Musim iniFA meluncurkan kampanye baru Cukup Sudah Cukupdan meskipun mereka bersikeras bahwa tindakan akan diambil terhadap siapa pun yang perilakunya tidak dapat diterima, hal ini tidak memberikan perbedaan yang nyata dan tentu saja tidak mengubah perilaku para manajer dan pemain terkenal secara nyata.
Demikian pula, begitu banyak konten siaran yang didasarkan pada kemarahan yang disalurkan atas kesalahan wasit dan sekarang kesalahan VAR, meskipun ironisnya, fiksasi terhadap keputusan wasit inilah yang mendorong diperkenalkannya VAR. Mereka sekarang memiliki mantan wasit untuk bertindak sebagai VAR di VAR, sehingga mereka menjadi begitu terobsesi dengan keputusan. Itu semua memicu kemarahan dan ketidakadilan dan membuatnya tampak bukan sekadar hal biasa, tapi juga hak Anda sebagai penggemar, sebagai manajer, dan sebagai pemain.
Jika kita menerima bahwa salah satu pendorong utama perilaku ini datang dari orang-orang ternama yang melakukan hal tersebut di televisi kita, maka hukuman yang kejam harus menjadi konsekuensinya.

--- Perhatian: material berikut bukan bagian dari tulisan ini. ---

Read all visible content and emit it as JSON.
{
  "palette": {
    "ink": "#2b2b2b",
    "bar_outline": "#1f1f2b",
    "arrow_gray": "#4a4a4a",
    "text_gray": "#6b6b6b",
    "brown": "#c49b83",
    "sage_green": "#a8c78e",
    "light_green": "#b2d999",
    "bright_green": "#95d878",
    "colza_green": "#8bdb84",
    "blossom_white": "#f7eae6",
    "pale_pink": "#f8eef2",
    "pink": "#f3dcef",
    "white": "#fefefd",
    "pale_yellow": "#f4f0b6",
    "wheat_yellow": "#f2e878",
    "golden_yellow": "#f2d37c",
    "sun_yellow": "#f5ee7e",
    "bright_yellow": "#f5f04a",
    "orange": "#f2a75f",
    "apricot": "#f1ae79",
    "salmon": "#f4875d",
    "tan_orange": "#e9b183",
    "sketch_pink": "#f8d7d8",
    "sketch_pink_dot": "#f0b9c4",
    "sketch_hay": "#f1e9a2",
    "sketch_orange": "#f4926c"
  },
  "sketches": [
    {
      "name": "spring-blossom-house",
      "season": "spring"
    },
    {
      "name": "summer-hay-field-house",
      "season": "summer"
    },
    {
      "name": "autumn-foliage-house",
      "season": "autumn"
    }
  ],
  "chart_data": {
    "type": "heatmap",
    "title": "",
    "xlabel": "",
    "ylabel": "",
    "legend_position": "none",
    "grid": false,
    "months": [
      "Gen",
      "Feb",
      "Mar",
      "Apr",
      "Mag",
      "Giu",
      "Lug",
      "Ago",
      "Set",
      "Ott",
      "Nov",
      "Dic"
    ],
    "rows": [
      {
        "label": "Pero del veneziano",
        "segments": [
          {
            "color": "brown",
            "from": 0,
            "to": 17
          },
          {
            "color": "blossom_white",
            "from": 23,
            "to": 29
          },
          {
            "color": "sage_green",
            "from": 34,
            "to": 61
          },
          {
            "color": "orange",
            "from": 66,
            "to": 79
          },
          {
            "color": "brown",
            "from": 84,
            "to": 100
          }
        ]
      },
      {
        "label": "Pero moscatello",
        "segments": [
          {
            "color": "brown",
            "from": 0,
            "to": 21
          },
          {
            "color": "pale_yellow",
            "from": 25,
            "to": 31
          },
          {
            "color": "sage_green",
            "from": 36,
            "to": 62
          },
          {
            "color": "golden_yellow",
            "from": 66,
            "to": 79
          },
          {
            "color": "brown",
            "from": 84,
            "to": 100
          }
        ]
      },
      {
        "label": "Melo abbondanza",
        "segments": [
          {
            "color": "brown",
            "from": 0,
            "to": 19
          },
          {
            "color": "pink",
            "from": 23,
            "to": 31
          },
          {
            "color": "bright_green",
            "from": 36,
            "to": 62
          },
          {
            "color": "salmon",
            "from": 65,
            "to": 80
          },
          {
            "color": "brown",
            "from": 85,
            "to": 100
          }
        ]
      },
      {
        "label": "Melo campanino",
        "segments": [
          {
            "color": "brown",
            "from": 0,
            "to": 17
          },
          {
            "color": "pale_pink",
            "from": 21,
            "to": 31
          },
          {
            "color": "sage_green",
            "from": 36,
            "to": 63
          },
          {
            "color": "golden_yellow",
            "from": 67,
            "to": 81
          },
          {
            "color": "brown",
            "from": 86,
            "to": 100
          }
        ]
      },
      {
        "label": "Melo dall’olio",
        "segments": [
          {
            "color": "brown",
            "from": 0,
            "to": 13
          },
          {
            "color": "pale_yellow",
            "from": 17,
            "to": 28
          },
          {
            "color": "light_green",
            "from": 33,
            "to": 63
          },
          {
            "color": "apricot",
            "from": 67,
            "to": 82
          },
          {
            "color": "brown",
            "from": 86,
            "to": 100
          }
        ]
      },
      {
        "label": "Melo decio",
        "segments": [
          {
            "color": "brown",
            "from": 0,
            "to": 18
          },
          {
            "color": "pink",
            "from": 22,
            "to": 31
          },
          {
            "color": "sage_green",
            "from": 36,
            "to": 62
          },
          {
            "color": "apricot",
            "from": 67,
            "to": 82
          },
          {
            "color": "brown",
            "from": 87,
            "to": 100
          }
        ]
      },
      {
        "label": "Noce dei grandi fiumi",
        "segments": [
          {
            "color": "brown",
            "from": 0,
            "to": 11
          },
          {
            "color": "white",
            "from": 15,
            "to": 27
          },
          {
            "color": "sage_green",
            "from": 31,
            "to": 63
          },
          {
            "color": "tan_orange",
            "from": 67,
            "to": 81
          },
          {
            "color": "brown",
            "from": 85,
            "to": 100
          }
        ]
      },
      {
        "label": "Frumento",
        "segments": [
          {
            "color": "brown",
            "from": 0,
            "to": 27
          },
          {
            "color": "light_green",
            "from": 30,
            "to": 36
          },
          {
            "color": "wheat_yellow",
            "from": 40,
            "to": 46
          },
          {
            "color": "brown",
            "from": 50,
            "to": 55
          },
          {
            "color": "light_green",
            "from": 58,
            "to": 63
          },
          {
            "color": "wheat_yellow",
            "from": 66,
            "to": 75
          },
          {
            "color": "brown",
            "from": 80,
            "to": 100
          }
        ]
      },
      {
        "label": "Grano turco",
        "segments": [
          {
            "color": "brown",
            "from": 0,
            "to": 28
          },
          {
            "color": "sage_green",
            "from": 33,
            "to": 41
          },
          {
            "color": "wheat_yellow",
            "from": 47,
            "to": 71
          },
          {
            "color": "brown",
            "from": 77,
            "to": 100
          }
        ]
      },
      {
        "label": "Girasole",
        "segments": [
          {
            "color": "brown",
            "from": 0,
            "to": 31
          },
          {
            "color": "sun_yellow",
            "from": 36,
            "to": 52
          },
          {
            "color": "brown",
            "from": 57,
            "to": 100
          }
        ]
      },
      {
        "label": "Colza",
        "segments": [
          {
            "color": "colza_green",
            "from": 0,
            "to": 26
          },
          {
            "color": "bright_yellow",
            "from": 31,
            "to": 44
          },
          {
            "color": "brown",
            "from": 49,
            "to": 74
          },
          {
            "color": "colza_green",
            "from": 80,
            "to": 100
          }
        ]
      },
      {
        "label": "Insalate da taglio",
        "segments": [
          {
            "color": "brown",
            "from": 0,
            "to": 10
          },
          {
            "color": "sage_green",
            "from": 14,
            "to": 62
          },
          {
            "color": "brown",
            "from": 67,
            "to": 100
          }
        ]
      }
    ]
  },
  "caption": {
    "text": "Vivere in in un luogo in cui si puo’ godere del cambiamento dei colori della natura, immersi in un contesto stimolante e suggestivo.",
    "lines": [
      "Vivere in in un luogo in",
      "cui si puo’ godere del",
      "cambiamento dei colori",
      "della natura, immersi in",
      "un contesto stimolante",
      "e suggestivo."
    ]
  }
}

Jika Klopp dilarang 10 pertandingandan klub mengurangi 10 poin, mungkin itu akan membuatnya mengambil tindakan keras. Jika ada jadwal hukuman yang jelas untuk pelanggaran tertentu, mungkin beberapa orang akan berpikir dua kali.
Namun, itu saja masih belum cukup. Kita perlu secara sadar mengubah perilaku kita. Kita harus mengubah budaya sepak bola pria, apakah kita menonton anak-anak bermain sepak bola atau menonton klub papan atas. Ayah perlu bertanggung jawab atas perilaku mereka. Kita perlu menahan diri dan banyak perspektif. Kita perlu memberikan contoh yang baik kepada anak-anak dan menjelaskan apa yang benar dan apa yang salah bagi mereka, apapun yang mereka lihat di televisi. Tidak ada yang lebih memuakkan daripada melihat seorang anak laki-laki meniru ayahnya dengan menyebut wasit sebagai orang yang brengsek.
Kami berhutang budi pada ofisial pertandingan. Mereka tidak ada di sana untuk menjadi pinata yang bisa kita gunakan untuk mengalahkan amarah atau kebencian kita yang membara. Jelas merupakan tindakan yang salah secara moral, dan juga sangat bodoh karena tanpa wasit tidak ada sepak bola yang bisa dinikmati. Hanya karena hal itu selalu terjadi bukanlah alasan untuk percaya bahwa hal itu akan selalu terjadi. Kakek saya, Fred, pernah memberi saya nasihat untuk hidup bahagia: “Jangan sombong, John kami.” Apakah ini sangat sulit?